Devirtualization in GCC

  • This is a special case of indirect call removal, and although the talk is given in the context of C++ the techniques apply to other languages too. Some basic cases are handled in the front-end and even specified by the language standard.
  • It is a special case of constant propagation across aggregates, which is already done by Global Value Numbering and Interprocedural Constant Propagation. But these passes only catch a tiny number of possible cases.
  • Loss of information between the frontend and middle end can make some cases almost impossible. The intermediate language can be extended with explicit representations of base types, locations of virtual table pointers, and vtables. Also annotate polymorphic calls specifying instance and polymorphic call type and flags to denote constructors/destructors.
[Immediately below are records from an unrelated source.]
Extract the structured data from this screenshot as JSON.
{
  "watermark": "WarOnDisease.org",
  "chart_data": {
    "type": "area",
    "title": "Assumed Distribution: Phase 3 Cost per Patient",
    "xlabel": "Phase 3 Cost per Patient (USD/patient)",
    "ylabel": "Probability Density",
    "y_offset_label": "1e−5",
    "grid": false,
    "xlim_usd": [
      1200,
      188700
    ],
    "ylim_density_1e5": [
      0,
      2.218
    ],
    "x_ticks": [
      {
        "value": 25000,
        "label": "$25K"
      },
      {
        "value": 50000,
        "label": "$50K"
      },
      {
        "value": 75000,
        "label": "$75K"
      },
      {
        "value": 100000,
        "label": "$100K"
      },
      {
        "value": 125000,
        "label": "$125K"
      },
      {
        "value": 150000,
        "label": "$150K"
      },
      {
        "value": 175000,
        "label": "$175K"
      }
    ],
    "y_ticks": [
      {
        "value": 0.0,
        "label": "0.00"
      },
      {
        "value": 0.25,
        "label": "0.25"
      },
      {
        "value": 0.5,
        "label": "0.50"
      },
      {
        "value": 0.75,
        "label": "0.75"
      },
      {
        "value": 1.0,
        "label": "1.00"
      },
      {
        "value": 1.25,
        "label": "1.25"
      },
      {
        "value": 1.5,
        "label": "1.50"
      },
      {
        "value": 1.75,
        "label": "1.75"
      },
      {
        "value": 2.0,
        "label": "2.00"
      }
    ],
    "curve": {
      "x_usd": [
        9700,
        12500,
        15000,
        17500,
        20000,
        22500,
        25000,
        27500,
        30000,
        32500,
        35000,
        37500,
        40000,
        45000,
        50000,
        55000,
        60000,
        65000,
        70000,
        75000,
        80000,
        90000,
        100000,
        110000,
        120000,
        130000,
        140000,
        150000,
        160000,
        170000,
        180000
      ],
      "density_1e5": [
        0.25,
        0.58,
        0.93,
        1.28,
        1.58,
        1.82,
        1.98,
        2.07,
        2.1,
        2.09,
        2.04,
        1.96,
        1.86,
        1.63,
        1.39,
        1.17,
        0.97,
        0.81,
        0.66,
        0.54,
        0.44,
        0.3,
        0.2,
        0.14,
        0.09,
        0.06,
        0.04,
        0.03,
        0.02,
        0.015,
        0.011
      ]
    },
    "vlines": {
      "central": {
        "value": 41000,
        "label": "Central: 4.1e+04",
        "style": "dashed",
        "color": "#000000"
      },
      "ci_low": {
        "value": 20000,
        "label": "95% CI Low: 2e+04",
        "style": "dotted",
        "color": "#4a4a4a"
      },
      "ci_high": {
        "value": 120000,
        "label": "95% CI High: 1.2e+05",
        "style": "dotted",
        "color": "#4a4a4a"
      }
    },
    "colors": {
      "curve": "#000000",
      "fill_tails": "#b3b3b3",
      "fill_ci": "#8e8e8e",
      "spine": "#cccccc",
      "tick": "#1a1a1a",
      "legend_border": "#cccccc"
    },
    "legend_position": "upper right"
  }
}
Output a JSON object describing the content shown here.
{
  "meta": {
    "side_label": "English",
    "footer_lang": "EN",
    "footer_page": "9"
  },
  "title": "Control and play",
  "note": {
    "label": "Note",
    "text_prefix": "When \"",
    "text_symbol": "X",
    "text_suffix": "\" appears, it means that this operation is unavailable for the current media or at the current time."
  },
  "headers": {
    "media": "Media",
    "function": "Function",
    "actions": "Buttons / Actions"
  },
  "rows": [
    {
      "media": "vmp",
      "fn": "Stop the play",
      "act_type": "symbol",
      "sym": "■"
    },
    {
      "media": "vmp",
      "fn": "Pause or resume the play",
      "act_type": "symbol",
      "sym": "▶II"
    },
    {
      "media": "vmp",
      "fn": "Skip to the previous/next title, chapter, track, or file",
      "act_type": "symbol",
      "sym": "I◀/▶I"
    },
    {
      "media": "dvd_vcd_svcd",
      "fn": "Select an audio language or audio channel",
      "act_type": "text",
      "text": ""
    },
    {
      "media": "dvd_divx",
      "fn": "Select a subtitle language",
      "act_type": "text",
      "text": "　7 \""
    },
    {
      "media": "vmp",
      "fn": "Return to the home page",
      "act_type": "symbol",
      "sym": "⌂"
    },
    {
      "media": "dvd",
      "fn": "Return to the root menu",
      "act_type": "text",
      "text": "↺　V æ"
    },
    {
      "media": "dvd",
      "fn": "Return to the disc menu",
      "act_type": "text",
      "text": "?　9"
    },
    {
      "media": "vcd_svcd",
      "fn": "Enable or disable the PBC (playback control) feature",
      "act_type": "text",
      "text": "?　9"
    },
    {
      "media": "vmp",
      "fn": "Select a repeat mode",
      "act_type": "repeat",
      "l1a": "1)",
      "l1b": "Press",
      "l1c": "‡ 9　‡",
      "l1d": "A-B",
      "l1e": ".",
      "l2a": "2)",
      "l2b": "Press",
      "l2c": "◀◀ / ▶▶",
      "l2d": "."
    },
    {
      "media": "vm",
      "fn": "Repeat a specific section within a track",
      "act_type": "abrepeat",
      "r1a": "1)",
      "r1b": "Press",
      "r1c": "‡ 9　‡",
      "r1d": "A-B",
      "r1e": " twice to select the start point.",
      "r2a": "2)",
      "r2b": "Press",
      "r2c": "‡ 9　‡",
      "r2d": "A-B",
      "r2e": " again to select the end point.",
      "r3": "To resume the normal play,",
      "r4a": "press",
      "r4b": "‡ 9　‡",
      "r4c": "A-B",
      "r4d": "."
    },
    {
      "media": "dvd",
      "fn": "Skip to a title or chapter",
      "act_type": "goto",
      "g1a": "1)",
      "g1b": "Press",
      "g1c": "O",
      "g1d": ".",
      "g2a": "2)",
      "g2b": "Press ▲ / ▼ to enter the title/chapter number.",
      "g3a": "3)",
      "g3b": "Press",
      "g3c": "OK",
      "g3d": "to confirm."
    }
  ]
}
  • I'm not able to summarise details on the GCC devirt implementation better than the slides do. Hopefully they'll be made available online.
  • A particular challenge is to match types between different compilation units. The C++ One Definition Rule is used.
  • It can be used to strengthen unreachable function removal.
  • Feedback-directed devirtualization was extended in GCC 4.9 to work inter-module with LTO.